I raise my ankle to my knee and sit straighter on the leather chair. I followed Lo back to his office to discuss some financial contracts. He values my advice, especially since he knows the board members aren’t all on his side. It’s why he can’t simply champion Rose’s ideas and win them over. Business relationships take time to build.
“I told you this would happen,” I remind him. There’s no going back now.
His eyes flit to me. “And I don’t care about it.” His phone vibrates for the twelfth time since we arrived at his office. He groans under his breath. “Corbin keeps texting me, telling me how I fucked up.” His jaw sharpens, and he starts texting back. “Go choke on roadkill. Send.” He pushes a button and drops his phone to his glass desk, his eyes murderous.
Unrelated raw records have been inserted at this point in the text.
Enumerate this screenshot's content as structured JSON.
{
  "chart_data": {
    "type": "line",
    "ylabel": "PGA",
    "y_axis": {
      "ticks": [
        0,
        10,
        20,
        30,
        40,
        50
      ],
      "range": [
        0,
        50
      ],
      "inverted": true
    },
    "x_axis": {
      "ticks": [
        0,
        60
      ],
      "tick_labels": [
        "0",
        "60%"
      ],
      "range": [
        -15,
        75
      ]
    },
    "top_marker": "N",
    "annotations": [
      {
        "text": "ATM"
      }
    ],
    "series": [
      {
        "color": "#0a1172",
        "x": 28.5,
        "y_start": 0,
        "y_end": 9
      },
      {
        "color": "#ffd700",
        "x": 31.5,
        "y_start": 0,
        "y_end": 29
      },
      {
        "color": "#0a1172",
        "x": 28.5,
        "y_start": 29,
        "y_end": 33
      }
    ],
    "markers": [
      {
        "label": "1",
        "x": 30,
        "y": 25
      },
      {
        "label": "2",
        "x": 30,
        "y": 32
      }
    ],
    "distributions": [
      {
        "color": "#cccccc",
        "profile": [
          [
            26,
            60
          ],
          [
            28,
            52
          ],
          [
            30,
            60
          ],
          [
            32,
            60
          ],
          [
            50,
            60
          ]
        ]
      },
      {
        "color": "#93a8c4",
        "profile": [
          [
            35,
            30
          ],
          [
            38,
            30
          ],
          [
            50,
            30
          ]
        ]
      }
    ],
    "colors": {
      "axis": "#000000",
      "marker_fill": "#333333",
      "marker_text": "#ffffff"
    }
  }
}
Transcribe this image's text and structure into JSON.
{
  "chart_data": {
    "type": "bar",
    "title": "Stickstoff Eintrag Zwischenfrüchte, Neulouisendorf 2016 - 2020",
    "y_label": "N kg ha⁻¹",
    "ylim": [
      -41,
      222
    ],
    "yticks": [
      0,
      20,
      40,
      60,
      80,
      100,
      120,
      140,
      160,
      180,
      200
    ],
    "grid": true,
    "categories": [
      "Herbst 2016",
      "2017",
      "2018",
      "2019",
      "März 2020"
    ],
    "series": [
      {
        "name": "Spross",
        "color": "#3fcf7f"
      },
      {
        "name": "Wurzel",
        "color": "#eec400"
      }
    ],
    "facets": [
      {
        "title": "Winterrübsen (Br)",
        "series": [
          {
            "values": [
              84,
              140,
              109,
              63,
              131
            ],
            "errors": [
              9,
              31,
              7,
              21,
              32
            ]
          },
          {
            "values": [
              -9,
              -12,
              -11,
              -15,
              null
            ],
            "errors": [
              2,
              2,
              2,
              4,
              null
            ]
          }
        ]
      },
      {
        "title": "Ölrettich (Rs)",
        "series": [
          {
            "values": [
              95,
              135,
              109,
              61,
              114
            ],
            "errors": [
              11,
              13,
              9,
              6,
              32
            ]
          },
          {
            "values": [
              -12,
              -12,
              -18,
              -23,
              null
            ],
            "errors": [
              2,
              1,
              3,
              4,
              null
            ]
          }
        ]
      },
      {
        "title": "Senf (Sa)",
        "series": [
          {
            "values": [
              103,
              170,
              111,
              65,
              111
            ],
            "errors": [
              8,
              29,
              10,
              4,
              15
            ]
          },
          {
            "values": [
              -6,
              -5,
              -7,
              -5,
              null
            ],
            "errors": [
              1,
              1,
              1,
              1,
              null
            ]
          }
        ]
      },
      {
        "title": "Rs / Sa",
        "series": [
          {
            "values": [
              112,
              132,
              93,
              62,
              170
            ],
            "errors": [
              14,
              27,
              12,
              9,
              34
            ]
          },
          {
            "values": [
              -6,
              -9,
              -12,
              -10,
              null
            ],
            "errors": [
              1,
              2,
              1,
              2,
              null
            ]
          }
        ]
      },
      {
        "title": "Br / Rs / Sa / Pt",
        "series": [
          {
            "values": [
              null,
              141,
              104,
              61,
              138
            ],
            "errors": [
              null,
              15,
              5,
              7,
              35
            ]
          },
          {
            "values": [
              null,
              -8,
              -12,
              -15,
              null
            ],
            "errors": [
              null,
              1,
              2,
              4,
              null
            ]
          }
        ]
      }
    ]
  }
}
He’s been shooting glares at every single person who so much as glances his way.
When his gaze returns to me, it hardly softens, but that’s because he’s been on edge all day.
“I can’t believe you haven’t even glared at a single person.” He shakes his head. “Not even when they called you a…” He can’t repeat the words. I haven’t made a decision. I haven’t spoken to the press or lied or told the truth. I’m silent, which some believe people is no better than admitting to the accusations. I’m fine with waiting for the press conference to make a speech. I need time.